Mortgage Default Insurance allows borrowers to obtain a mortgage on a property with a lower down payment (as low as 5% for homes under $500,000, and 10% for the portion between $500,000 to $1,000,000) than would be required for a conventional mortgage. This type of insurance, required on all mortgages with down payments of less than 20% of the purchase price, is also known as a high-ratio mortgage. The maximum amortization period, or maximum payback duration for a high-ratio mortgage is 25 years.
This insurance provides a “safety net” for federally regulated financial institutions, such as banks, that lend money on the security of residential real estate, and it increases the number of Canadians who may be able to qualify for a mortgage. Premiums for Mortgage Default Insurance are based on the amount of the mortgage and can be added to the mortgage amount and repaid over the full duration of the mortgage.
Conventional mortgages, which require a minimum down payment of 20%, do not require Mortgage Default Insurance.
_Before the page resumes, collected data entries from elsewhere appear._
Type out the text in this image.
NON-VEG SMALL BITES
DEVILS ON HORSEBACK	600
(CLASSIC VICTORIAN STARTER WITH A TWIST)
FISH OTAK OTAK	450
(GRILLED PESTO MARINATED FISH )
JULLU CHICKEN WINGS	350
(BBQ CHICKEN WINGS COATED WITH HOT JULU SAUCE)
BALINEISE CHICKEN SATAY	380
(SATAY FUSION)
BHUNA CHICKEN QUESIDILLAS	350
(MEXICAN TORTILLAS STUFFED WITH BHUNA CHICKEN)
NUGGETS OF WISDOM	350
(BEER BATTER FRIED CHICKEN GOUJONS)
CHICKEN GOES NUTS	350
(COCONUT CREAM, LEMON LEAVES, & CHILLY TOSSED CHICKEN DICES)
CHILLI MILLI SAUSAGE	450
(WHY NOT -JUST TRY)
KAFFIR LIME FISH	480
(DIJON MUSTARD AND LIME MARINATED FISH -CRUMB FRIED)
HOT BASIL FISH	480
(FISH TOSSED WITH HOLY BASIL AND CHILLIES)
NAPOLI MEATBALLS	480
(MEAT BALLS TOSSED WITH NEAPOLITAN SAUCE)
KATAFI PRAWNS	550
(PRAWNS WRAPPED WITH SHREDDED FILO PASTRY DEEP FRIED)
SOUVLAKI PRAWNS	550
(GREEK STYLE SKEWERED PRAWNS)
Any home with a purchase price of over $1,000,000 requires a minimum 20% down payment.
Mortgage Life Insurance, in contrast, is a type of optional Credit Protection Insurance that pays out your mortgage balance (up to the maximum specified in the certificate of insurance) in the event of your death, making it affordable for your surviving spouse and/or family to remain in your home without financial duress. If your family relies on your income to make its mortgage payments, Mortgage Life Insurance is one way to protect the financial future of your loved ones.
Consumers who purchase Mortgage Life Insurance usually have the option to add disability, critical Illness, and job loss coverage, to protect their family further against not being able to make its mortgage payments.
Home Insurance, the third type of house purchase-related coverage, can provide valuable financial protection against incidents that cause damage to the property you own —including fire, lightning strike, wind and hail, explosions, falling objects, vandalism, theft, and other risks or “perils.” This insurance typically covers both property damage and liability exposure, including medical payments in case someone gets hurts on your premises.
If you need a mortgage to be able to purchase your home, your lender will require that you have Mortgage Insurance in place to cover these types of risk.
When contemplating the cost of buying and maintaining a home, Canadian consumers should think about whether they will need these three types of insurance protection, and what the cost will be.